Ia menyebut data penerima Kartu Prakerja harus mampu menunjukkan siapa penerimanya, di mana domisilinya, hingga rekam jejak dan kebutuhan dari penerima kartu tersebut.
“Misalnya bagi mereka yang di-PHK, di perusahaan mana di-PHK-nya, dan apa yang dibutuhkan, up-skilling atau re-skilling,” kata Andy.
Lebih dari itu, pemerintah harus menentukan mitra untuk menyalurkan para penerima kartu tersebut.

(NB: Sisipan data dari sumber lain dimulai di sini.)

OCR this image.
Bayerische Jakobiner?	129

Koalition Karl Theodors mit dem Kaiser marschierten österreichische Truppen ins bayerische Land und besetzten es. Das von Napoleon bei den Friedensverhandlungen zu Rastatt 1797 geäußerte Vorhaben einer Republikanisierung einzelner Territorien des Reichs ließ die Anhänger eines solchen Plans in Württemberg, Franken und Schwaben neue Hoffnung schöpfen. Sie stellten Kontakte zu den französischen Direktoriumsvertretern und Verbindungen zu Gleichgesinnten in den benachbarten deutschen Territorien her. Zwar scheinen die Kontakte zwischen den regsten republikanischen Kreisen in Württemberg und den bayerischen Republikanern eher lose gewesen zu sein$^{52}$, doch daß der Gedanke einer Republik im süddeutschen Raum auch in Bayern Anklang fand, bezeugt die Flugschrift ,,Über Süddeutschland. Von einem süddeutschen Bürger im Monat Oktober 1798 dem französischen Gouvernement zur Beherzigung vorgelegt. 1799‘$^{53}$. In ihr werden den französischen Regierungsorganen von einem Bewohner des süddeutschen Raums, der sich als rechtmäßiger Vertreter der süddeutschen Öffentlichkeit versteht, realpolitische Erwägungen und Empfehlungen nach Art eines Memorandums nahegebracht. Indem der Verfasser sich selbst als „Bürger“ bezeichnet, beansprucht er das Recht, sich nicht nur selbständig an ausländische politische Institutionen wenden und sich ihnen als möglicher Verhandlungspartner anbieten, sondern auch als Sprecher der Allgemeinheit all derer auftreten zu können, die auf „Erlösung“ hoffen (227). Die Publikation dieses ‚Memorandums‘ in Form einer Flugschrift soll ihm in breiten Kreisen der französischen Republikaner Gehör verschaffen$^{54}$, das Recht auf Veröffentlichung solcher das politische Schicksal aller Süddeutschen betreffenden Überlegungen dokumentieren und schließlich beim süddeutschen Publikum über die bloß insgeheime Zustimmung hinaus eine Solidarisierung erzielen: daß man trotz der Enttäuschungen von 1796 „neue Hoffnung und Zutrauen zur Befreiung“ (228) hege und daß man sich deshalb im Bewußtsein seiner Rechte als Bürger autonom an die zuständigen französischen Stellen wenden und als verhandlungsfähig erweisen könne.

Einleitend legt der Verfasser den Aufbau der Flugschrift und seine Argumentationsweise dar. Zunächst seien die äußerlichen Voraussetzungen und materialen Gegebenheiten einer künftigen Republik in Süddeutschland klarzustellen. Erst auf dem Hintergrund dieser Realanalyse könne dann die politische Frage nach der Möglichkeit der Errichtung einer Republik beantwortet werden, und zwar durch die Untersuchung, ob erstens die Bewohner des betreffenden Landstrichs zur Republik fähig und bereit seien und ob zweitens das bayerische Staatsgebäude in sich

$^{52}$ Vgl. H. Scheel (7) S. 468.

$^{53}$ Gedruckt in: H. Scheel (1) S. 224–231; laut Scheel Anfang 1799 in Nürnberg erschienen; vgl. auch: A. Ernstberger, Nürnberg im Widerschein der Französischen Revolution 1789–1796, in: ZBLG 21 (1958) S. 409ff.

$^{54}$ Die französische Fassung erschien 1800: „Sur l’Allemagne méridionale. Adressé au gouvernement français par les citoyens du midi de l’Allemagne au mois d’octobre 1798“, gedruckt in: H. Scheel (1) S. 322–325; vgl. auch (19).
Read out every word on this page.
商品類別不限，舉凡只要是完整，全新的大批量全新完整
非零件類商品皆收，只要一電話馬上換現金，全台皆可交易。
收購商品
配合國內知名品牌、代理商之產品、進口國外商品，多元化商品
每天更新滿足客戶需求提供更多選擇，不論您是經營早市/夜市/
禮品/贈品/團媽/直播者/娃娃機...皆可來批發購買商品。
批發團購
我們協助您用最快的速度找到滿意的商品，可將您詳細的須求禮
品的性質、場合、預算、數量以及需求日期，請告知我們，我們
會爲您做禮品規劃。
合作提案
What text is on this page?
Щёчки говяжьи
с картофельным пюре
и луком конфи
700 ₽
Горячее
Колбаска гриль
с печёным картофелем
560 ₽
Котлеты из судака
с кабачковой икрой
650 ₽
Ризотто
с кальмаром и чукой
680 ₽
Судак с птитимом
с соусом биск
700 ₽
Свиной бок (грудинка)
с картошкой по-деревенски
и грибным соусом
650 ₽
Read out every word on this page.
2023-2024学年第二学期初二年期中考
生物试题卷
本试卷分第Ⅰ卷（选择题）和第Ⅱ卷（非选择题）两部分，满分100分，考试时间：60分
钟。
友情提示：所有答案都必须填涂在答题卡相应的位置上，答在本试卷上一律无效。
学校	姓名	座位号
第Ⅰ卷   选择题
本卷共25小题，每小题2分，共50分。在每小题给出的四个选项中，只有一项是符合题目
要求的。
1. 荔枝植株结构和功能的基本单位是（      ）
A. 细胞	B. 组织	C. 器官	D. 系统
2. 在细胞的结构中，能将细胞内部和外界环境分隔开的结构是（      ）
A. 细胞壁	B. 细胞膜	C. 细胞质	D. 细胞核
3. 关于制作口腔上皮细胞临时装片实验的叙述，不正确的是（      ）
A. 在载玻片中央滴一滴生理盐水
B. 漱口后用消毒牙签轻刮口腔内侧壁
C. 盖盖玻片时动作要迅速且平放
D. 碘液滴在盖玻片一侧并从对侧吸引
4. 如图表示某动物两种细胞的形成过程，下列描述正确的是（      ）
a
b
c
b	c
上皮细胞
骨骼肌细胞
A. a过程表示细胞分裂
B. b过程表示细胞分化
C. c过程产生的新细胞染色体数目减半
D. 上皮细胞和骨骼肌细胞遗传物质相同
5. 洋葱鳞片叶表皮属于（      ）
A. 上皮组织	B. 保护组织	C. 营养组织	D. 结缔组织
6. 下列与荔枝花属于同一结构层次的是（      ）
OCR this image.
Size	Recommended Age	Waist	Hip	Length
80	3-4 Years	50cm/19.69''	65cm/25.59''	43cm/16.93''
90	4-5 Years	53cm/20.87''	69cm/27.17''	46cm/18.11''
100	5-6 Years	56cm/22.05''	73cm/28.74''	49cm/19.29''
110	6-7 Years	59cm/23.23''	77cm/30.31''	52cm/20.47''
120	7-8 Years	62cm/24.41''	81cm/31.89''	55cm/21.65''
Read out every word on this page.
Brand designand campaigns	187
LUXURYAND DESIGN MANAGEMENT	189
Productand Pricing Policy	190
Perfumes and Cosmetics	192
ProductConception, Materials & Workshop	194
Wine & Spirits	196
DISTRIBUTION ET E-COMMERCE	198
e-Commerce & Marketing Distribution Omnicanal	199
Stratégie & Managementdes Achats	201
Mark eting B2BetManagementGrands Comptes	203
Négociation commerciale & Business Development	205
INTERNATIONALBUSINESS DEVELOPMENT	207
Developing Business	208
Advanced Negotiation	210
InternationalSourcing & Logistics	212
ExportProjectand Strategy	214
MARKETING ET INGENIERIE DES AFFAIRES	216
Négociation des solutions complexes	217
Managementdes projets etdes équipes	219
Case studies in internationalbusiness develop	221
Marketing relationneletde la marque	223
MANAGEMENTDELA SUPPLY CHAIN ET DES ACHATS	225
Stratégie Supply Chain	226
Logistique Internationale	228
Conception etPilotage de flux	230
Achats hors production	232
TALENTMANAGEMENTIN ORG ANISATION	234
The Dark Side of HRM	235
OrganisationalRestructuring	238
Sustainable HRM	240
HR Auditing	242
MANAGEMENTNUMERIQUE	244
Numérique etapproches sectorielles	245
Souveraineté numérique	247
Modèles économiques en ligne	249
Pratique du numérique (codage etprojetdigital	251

Baca juga: Legislator: Harus ada arah jelas penerima Kartu Prakerja
Pihaknya menyarankan mitra yang diajak kerja sama ini bisa melalui Konfederasi Serikat Pekerja/Serikat Buruh yang keanggotaannya tercatat di Kementerian Ketenagakerjaan atau Dinas Ketenagakerjaan Provinsi dan Kabupaten Kota.
Mitra juga bisa dilakukan dengan lembaga Sertifikasi Profesi (LSP) yang terdaftar di Kemnaker atau dengan melibatkan Dinas Tenaga Kerja Provinsi, Kabupaten Kota dengan mekanisme Dana Dekonsentrasi.
“Intinya pemerintah harus membuat SOP (Standard Operasional Prosedur) agar penyalurannya tepat sasaran, terukur dan hasilnya dapat dipergunakan oleh dunia industri,” ucap dia.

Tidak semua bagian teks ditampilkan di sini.